Emmanuel et Jacques : le dialogue

 

-       Emmanuel, tu ne crois pas qu’on t’a nommé ministre des finances pour te faire plaisir ?

-       Pourquoi cette question, Jacques ?

-       Tu es là pour être le prochain président de la République.

-       Tu plaisantes ?

-       Non. Nous en avons décidé ainsi.

-       Qui ça nous ?

-       Ceux qui dirigent le monde et en ont assez de certaines indisciplines comme cette volonté de Brexit.
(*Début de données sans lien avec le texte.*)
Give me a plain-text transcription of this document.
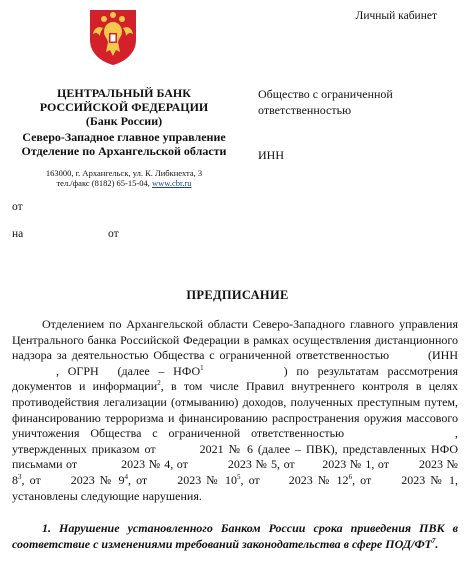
Личный кабинет
ЦЕНТРАЛЬНЫЙ БАНК
РОССИЙСКОЙ ФЕДЕРАЦИИ
(Банк России)
Северо-Западное главное управление
Отделение по Архангельской области
163000, г. Архангельск, ул. К. Либкнехта, 3
тел./факс (8182) 65-15-04, www.cbr.ru
Общество с ограниченной ответственностью
ИНН
от
на	от
ПРЕДПИСАНИЕ

Отделением по Архангельской области Северо-Западного главного управления Центрального банка Российской Федерации в рамках осуществления дистанционного надзора за деятельностью Общества с ограниченной ответственностью	(ИНН, ОГРН (далее – НФО$^1$	) по результатам рассмотрения документов и информации$^2$, в том числе Правил внутреннего контроля в целях противодействия легализации (отмыванию) доходов, полученных преступным путем, финансированию терроризма и финансированию распространения оружия массового уничтожения Общества с ограниченной ответственностью	, утвержденных приказом от	2021 № 6 (далее – ПВК), представленных НФО письмами от	2023 № 4, от	2023 № 5, от 2023 № 1, от	2023 № $8^3$, от	2023 № $9^4$, от	2023 № $10^5$, от 2023 № $12^6$, от	2023 № 1, установлены следующие нарушения.

1. Нарушение установленного Банком России срока приведения ПВК в соответствие с изменениями требований законодательства в сфере ПОД/$ФТ^7$.
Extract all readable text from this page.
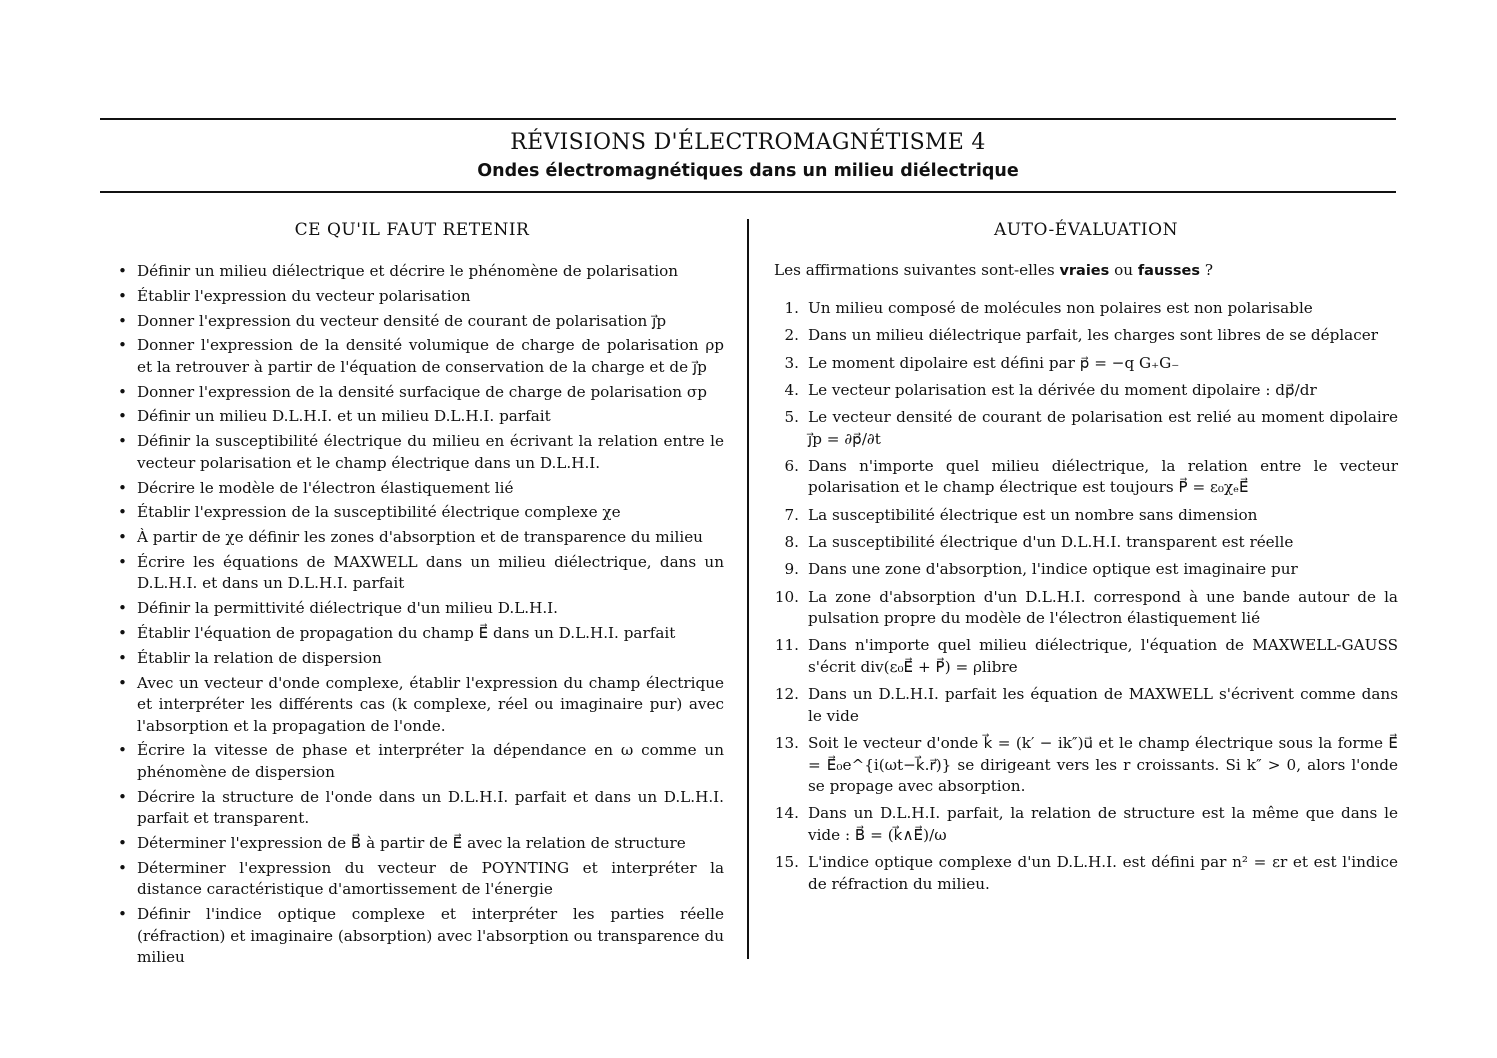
RÉVISIONS D'ÉLECTROMAGNÉTISME 4
Ondes électromagnétiques dans un milieu diélectrique
CE QU'IL FAUT RETENIR	AUTO-ÉVALUATION
• Définir un milieu diélectrique et décrire le phénomène de polarisation
• Établir l'expression du vecteur polarisation
• Donner l'expression du vecteur densité de courant de polarisation j⃗p
• Donner l'expression de la densité volumique de charge de polarisation ρp et la retrouver à partir de l'équation de conservation de la charge et de j⃗p
• Donner l'expression de la densité surfacique de charge de polarisation σp
• Définir un milieu D.L.H.I. et un milieu D.L.H.I. parfait
• Définir la susceptibilité électrique du milieu en écrivant la relation entre le vecteur polarisation et le champ électrique dans un D.L.H.I.
• Décrire le modèle de l'électron élastiquement lié
• Établir l'expression de la susceptibilité électrique complexe χe
• À partir de χe définir les zones d'absorption et de transparence du milieu
• Écrire les équations de MAXWELL dans un milieu diélectrique, dans un D.L.H.I. et dans un D.L.H.I. parfait
• Définir la permittivité diélectrique d'un milieu D.L.H.I.
• Établir l'équation de propagation du champ E⃗ dans un D.L.H.I. parfait
• Établir la relation de dispersion
• Avec un vecteur d'onde complexe, établir l'expression du champ électrique et interpréter les différents cas (k complexe, réel ou imaginaire pur) avec l'absorption et la propagation de l'onde.
• Écrire la vitesse de phase et interpréter la dépendance en ω comme un phénomène de dispersion
• Décrire la structure de l'onde dans un D.L.H.I. parfait et dans un D.L.H.I. parfait et transparent.
• Déterminer l'expression de B⃗ à partir de E⃗ avec la relation de structure
• Déterminer l'expression du vecteur de POYNTING et interpréter la distance caractéristique d'amortissement de l'énergie
• Définir l'indice optique complexe et interpréter les parties réelle (réfraction) et imaginaire (absorption) avec l'absorption ou transparence du milieu
Les affirmations suivantes sont-elles vraies ou fausses ?
1. Un milieu composé de molécules non polaires est non polarisable
2. Dans un milieu diélectrique parfait, les charges sont libres de se déplacer
3. Le moment dipolaire est défini par p⃗ = −q G₊G₋
4. Le vecteur polarisation est la dérivée du moment dipolaire : dp⃗/dr
5. Le vecteur densité de courant de polarisation est relié au moment dipolaire j⃗p = ∂p⃗/∂t
6. Dans n'importe quel milieu diélectrique, la relation entre le vecteur polarisation et le champ électrique est toujours P⃗ = ε₀χₑE⃗
7. La susceptibilité électrique est un nombre sans dimension
8. La susceptibilité électrique d'un D.L.H.I. transparent est réelle
9. Dans une zone d'absorption, l'indice optique est imaginaire pur
10. La zone d'absorption d'un D.L.H.I. correspond à une bande autour de la pulsation propre du modèle de l'électron élastiquement lié
11. Dans n'importe quel milieu diélectrique, l'équation de MAXWELL-GAUSS s'écrit div(ε₀E⃗ + P⃗) = ρlibre
12. Dans un D.L.H.I. parfait les équation de MAXWELL s'écrivent comme dans le vide
13. Soit le vecteur d'onde k⃗ = (k′ − ik″)u⃗ et le champ électrique sous la forme E⃗ = E⃗₀e^{i(ωt−k⃗.r⃗)} se dirigeant vers les r croissants. Si k″ > 0, alors l'onde se propage avec absorption.
14. Dans un D.L.H.I. parfait, la relation de structure est la même que dans le vide : B⃗ = (k⃗∧E⃗)/ω
15. L'indice optique complexe d'un D.L.H.I. est défini par n² = εr et est l'indice de réfraction du milieu.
-       Comment vas-tu faire ? Je n’ai aucune investiture de parti, aucun soutien, aucun programme, aucun financement.

-       Nous n’avons pas besoin de tout ça. Tu commences par créer un  mouvement avec un slogan attractif, pas de programme mais de belles phrases enrubannées et vides, les Français adorent ça.

-       Je vais avoir Sarko ou Juppé contre moi, peut-être Fillon, celui qui sortira sera soutenu par un appareil irrésistible.
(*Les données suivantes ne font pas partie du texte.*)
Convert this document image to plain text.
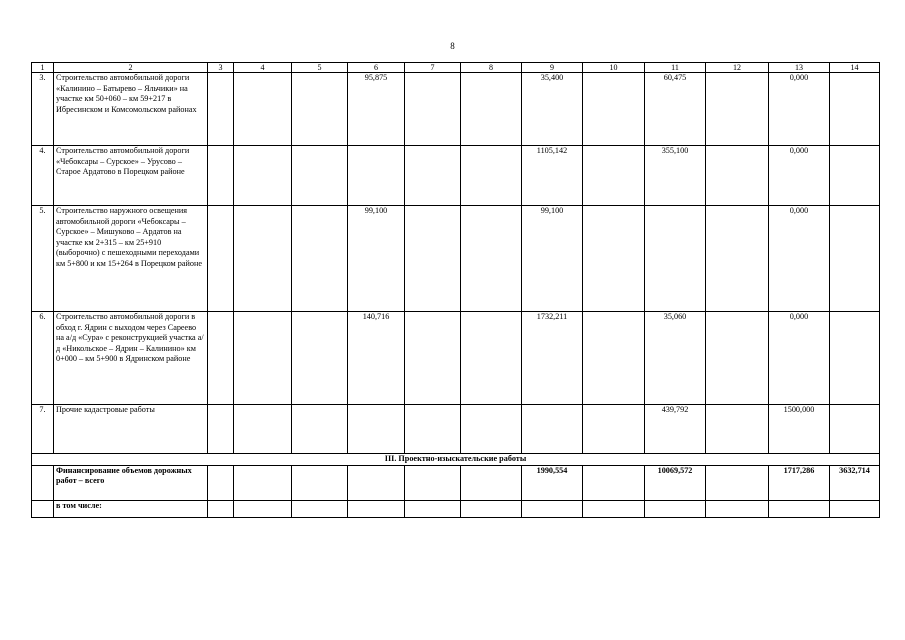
8
1	2	3	4	5	6	7	8	9	10	11	12	13	14
3.	Строительство автомобильной дороги «Калинино – Батырево – Яльчики» на участке км 50+060 – км 59+217 в Ибресинском и Комсомольском районах				95,875			35,400		60,475		0,000	
4.	Строительство автомобильной дороги «Чебоксары – Сурское» – Урусово – Старое Ардатово в Порецком районе							1105,142		355,100		0,000	
5.	Строительство наружного освещения автомобильной дороги «Чебоксары – Сурское» – Мишуково – Ардатов на участке км 2+315 – км 25+910 (выборочно) с пешеходными переходами км 5+800 и км 15+264 в Порецком районе				99,100			99,100				0,000	
6.	Строительство автомобильной дороги в обход г. Ядрин с выходом через Сареево на а/д «Сура» с реконструкцией участка а/д «Никольское – Ядрин – Калинино» км 0+000 – км 5+900 в Ядринском районе				140,716			1732,211		35,060		0,000	
7.	Прочие кадастровые работы									439,792		1500,000	
III. Проектно-изыскательские работы													
	Финансирование объемов дорожных работ – всего							1990,554		10069,572		1717,286	3632,714
	в том числе:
-       Déjà à gauche ils se sont dynamités tous seuls, il ne reste que les extrêmes et ceux que tu dis. Tu n’as pas besoin de programme, on va les faire voter les uns contre les autres, et on sortira une casserole chaque fois que cela sera nécessaire pour celui qui t’empêcherait d’être au second tour.

-       Ils sortiront des casseroles pour moi aussi !

-       Non. Les médias font ce qu’on leur dit de faire. Il n’y aura jamais un mot sur tes casseroles, celles des autres seront amplifiées au maximum.